Previous work using the French medico-administrative database has shown that hospitals performing less than 10 pancreatic resections per year have significantly higher postoperative mortality than hospitals that do more than 20 pancreatectomies per year [19]. The authors also found a linear decrease in postoperative mortality depending on volume (9.1%, 8.1% and 5.3% in low, intermediate and high volume centers, respectively) [19]. Other studies have confirmed the influence of activity volume on the quality of care provided by hospitals and surgeons [20, 21].

Some countries have implemented the centralization of complex surgeries in selected hospitals in an attempt to group together the technical skills needed to improve the quality of care [5, 6, 22]. This idea seems attractive, especially if we want to be able to measure hospital performance reliably.
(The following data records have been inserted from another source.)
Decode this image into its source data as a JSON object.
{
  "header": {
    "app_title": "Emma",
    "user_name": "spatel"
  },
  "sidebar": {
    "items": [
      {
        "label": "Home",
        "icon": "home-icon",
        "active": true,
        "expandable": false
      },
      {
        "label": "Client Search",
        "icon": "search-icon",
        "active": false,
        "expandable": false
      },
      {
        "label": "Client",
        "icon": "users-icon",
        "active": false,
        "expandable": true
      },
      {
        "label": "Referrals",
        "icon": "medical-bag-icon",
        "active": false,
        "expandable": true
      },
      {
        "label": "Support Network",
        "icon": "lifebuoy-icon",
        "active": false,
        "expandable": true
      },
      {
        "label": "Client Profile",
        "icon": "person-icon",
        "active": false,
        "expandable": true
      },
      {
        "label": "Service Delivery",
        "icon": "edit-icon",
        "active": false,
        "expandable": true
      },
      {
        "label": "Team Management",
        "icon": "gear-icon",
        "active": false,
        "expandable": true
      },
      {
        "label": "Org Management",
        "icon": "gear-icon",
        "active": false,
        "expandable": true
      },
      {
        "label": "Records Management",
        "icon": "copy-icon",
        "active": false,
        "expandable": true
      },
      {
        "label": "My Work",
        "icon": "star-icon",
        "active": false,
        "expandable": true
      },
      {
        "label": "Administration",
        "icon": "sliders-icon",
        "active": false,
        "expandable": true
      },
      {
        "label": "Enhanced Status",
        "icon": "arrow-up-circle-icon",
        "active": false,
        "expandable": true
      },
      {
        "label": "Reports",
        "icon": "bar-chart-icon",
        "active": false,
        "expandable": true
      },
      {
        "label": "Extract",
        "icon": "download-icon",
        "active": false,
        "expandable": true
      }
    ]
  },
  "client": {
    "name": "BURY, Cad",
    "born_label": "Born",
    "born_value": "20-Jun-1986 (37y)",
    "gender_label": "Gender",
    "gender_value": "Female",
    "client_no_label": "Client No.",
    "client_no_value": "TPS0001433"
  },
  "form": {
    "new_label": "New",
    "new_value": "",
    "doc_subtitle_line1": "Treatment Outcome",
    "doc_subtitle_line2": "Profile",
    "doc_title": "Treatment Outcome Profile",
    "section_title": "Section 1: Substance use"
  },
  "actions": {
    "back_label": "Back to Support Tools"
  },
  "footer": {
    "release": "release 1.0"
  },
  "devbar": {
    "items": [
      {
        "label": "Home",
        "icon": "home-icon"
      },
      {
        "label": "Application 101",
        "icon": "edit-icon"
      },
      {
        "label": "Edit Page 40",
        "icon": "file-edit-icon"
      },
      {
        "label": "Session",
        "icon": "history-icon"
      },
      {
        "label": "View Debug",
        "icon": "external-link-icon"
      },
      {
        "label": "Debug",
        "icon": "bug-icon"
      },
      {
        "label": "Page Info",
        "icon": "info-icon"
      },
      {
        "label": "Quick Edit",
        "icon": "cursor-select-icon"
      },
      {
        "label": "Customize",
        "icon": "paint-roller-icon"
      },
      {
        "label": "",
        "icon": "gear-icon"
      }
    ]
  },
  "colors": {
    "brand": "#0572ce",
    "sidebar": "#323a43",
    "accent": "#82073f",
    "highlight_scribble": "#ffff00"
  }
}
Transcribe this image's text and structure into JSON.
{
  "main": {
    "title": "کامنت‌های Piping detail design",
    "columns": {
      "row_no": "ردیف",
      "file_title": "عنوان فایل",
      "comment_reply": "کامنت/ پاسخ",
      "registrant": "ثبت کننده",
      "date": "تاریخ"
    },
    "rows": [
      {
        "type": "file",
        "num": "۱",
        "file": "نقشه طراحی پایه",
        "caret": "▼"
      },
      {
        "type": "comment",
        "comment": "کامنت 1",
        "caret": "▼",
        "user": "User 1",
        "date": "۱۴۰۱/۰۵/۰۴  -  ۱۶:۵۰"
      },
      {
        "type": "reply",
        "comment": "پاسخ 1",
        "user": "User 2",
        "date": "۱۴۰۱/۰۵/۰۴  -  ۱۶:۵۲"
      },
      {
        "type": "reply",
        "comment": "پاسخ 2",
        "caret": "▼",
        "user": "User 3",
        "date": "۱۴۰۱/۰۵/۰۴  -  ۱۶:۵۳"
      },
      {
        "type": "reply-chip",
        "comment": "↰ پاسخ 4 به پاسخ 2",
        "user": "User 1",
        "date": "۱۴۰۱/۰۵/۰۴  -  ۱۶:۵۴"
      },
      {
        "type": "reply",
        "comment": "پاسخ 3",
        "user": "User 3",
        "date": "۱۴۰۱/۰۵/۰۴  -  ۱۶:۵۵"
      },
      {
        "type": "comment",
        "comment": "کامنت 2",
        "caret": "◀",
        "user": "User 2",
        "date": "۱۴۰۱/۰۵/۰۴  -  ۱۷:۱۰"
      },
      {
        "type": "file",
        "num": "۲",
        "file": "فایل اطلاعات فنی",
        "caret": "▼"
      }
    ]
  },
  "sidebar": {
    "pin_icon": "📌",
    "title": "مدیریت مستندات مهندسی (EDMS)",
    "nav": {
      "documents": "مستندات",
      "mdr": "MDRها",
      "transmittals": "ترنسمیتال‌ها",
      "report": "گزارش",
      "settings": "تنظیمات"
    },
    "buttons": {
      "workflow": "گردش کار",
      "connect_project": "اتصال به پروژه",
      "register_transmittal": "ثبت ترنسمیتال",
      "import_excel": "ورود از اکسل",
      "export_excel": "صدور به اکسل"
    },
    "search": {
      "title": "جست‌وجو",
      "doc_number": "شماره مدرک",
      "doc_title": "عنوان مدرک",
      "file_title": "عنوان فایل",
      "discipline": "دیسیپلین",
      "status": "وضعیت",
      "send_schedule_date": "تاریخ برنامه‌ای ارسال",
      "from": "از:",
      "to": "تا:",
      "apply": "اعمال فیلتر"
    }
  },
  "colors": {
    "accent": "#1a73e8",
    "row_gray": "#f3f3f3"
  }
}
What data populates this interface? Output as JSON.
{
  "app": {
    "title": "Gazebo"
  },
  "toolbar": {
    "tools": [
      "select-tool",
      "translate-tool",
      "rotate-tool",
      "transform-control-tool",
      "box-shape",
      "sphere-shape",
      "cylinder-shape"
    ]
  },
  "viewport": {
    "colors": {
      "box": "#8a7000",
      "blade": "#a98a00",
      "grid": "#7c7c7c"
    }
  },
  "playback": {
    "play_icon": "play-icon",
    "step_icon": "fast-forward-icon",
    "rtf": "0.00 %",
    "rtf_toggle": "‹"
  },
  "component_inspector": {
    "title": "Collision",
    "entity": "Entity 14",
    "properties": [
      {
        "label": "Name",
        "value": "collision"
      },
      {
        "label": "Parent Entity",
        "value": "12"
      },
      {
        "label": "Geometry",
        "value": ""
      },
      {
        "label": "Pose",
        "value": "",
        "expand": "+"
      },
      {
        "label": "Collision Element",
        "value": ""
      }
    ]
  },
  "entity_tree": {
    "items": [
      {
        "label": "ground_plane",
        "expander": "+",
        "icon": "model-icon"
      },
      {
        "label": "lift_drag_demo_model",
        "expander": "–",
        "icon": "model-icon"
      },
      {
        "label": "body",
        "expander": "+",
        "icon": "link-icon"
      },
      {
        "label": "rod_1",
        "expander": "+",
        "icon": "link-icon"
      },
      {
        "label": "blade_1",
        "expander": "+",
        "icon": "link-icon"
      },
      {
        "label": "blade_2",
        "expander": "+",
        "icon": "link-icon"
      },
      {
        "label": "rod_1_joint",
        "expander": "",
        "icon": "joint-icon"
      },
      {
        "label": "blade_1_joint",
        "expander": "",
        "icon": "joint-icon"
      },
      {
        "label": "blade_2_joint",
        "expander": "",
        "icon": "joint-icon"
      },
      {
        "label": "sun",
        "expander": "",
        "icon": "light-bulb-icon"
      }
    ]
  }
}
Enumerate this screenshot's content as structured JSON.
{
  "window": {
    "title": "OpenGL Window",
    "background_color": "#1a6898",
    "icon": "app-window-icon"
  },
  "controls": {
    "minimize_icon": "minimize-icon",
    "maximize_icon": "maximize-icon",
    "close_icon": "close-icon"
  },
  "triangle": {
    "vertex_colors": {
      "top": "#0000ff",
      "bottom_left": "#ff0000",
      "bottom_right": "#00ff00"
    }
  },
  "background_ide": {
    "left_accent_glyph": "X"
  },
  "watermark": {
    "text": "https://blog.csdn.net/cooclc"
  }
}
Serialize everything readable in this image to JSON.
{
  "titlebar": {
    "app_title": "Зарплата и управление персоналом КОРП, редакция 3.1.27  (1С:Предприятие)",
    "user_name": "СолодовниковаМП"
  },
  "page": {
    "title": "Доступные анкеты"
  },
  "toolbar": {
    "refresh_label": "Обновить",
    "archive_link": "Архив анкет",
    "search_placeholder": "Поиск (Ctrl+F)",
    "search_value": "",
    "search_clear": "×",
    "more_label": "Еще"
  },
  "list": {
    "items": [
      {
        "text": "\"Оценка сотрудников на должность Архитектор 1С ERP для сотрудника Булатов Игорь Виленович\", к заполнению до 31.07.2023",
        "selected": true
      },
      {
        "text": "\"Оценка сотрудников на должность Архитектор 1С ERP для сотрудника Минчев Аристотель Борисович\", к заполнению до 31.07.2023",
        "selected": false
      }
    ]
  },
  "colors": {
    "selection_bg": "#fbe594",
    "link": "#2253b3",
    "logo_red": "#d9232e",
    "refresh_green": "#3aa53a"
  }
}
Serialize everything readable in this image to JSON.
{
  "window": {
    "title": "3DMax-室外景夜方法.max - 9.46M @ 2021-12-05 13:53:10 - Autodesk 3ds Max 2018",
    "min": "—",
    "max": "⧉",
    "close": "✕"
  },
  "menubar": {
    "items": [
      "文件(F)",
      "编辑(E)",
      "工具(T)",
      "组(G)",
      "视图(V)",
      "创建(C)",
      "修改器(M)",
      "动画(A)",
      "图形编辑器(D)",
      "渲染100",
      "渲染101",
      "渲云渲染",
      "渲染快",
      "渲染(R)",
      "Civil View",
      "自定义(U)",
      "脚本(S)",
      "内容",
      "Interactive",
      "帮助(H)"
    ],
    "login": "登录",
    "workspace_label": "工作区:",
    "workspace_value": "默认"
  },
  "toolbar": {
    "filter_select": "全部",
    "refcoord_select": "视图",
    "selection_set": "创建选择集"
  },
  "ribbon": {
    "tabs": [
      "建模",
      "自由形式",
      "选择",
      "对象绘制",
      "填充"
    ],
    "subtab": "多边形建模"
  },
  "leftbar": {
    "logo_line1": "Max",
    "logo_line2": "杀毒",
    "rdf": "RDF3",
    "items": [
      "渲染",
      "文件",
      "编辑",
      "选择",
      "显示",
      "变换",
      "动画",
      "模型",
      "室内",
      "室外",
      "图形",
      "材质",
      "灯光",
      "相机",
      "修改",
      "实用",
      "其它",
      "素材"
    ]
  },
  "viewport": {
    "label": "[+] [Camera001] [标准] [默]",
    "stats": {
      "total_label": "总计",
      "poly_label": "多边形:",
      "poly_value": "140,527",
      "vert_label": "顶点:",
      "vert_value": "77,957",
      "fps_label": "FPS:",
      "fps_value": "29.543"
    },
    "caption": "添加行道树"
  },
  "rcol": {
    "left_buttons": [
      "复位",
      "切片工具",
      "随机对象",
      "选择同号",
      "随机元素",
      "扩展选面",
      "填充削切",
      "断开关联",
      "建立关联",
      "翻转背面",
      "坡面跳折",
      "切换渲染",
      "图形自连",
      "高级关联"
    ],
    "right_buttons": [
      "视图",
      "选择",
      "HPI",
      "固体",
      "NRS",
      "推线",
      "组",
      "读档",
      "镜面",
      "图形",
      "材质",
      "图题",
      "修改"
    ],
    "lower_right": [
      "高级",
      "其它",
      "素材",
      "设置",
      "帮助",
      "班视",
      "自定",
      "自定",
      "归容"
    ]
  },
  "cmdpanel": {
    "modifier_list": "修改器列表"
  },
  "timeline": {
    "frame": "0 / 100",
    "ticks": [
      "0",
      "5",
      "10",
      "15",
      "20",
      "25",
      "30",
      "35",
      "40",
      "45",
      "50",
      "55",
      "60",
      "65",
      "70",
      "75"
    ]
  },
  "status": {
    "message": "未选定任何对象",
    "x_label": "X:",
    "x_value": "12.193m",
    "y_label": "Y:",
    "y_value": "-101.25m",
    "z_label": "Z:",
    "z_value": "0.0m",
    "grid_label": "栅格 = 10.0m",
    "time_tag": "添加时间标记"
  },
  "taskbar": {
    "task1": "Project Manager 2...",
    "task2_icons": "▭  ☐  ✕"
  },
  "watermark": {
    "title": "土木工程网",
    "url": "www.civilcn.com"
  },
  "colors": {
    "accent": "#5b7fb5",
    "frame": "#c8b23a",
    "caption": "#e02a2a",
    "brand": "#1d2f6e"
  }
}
Compared with other countries, France offers dispersed care for major interventions such as pancreatic surgery, and most private and public hospitals will perform a pancreatic resection at least once a year. This practice could be one of the reasons that the death rate is higher in France than in other countries [3, 4, 6, 22].

There was no overdispersion of our quality indicator, which can be explained by the quality of the model used [17]. The graphical funnel plot method is a relevant tool for the evaluation of the quality of hospitals. It is rather conservative method for the detection of outliers, with a low probability of wrongly classifying a hospital beyond the limits [16]. Hospitals classified as “worse” have a standardized mortality rate beyond the upper limit of 99.8% of the funnel plot. They have an excess of mortality compared to the national average. On the other hand, establishments classified as “better” have a standardized mortality rate below the limit below 99.8% of the funnel plot. In our work, we are not interested in these establishments. The focus of this study was on teams with excess mortality. This method could easily be used in France for a number of surgical procedures by choosing the most relevant quality indicator. The funnel plots are flexible and minimize the risk of falsely ranking a hospital as an outlier.

The limitations of the study are primarily related to the quality of the data used to develop the risk-adjusted model. The quality of hospital data has improved in France over the last few years, but there is still considerable potential for miscoding. Coding practices vary greatly among institutions, resulting in higher rates of recorded comorbidities in certain hospitals and sub-coding in others. However, the data are representative of French practice. While the results of the present study are based on French data, some of the conclusions may nonetheless be generalizable to other settings.

Conclusion

Pancreatic surgery is practiced by many centers, and as a result some institutions operate on as little as one patient per year. Over time, the observed improvement in hospital quality was weak. The results of this study suggest that there is a pressing need to reorganize the supply of care for pancreatic surgery in France.